表紙のイラストレーションは村上慧、そして表紙デザインを手がけたのは平野甲賀。
2015年、パトリック・ツァイは突如東京での仕事を辞め、小豆島へ移住しました。引っ越して5日目、ツァイは浜辺で1匹のトイプードルと出会います。
怪我をして真冬の寒さに震えるその犬を、自宅へ連れて帰ることにしたツァイ。そうして1人と1匹の共同生活と、島の人々との交流が始まりました。
日々の中に転がっている、奇跡のような偶然が愛おしい。赤いニット帽と紺色のベストが、スクリーンに映っている「魔女の宅急便」のキキとそっくり。
だんだん距離を縮めていく、ツァイと島の人々。
不思議。ツァイが切り撮った風景にはどれも懐かしさを覚えると同時に、この島のあたたかな未来まで見えてくるよう。

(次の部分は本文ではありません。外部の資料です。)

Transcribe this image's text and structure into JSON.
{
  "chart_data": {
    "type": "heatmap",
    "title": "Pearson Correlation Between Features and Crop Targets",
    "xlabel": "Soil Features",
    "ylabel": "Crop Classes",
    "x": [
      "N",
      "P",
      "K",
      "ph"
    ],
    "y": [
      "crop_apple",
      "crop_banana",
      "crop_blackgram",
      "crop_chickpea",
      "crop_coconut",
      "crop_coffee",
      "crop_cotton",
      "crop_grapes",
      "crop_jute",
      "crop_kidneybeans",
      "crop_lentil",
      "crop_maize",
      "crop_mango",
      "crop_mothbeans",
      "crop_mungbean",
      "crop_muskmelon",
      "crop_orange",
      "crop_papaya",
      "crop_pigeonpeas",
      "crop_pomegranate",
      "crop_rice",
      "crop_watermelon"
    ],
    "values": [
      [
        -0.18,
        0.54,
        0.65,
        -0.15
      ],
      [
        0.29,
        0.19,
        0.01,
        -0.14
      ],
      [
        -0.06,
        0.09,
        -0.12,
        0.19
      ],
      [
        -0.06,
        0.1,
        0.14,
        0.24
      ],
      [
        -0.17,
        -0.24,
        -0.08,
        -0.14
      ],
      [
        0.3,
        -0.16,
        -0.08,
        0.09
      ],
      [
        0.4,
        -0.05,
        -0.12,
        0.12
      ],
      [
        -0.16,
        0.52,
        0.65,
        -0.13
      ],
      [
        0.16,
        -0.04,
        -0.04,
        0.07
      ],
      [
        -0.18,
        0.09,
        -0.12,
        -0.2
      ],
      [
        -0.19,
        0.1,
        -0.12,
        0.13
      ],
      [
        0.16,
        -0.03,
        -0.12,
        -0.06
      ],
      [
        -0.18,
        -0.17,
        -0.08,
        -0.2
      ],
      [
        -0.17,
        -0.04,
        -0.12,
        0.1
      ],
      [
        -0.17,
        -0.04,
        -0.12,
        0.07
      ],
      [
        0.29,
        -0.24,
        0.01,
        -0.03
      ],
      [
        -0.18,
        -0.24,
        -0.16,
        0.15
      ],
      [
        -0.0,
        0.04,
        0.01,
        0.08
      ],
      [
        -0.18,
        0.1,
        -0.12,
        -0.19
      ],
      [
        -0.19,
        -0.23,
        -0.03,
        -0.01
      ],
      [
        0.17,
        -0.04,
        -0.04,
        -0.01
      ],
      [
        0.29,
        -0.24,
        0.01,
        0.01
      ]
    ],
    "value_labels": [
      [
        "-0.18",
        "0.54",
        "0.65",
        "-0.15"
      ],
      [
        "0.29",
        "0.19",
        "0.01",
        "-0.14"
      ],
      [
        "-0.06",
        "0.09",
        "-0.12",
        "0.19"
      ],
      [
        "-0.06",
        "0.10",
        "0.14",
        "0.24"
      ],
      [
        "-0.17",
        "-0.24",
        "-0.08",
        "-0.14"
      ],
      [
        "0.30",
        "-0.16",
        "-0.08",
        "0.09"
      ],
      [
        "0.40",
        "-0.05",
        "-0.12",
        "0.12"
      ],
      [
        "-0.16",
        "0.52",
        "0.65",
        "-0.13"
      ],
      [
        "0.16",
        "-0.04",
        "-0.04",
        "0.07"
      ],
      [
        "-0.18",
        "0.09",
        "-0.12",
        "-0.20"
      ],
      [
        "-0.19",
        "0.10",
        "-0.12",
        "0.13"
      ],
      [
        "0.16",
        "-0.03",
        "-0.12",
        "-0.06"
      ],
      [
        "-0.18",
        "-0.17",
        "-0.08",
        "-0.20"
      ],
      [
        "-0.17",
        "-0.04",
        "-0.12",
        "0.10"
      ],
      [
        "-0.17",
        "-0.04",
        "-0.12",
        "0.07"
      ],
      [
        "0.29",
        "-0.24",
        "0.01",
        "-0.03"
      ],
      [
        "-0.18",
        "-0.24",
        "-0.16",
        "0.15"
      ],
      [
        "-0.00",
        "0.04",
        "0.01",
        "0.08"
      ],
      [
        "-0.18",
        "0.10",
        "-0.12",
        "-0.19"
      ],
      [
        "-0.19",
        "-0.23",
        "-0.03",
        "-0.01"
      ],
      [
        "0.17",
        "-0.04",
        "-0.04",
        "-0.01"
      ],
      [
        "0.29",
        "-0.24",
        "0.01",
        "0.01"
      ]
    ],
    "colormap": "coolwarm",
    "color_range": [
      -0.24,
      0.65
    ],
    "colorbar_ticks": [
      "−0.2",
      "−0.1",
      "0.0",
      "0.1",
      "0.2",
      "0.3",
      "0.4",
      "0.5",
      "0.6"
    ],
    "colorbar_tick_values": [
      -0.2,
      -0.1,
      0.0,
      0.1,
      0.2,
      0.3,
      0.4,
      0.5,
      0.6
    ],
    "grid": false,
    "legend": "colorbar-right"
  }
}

島で暮らす、元気いっぱいの子供たち。のびのびしていいなぁ。
季節は流れて夏へ。小豆島では、豊かな自然が季節の移ろいを教えてくれるんですね。
犬と暮らしながら、島のことを一つ、また一つと知っていく日々。
目に映る新しい景色にワクワクしたりドキドキしたり。毎日がちょっとした冒険。
島の人たちの中に溶け込んで、だんだん島での暮らしに馴染んでいく犬の姿に、不思議とツァイ自身の姿が重なって見えてきます。
海外から日本へ活動の場を移し、さらに都会から自然豊かな離島へと移り住んだツァイ。同じ日本とはいえ、目に入ってきた風景は全く違うものだったでしょう。何気ない日々の中に転がる、小さな奇跡を拾い集めたようなフォトダイアリーです。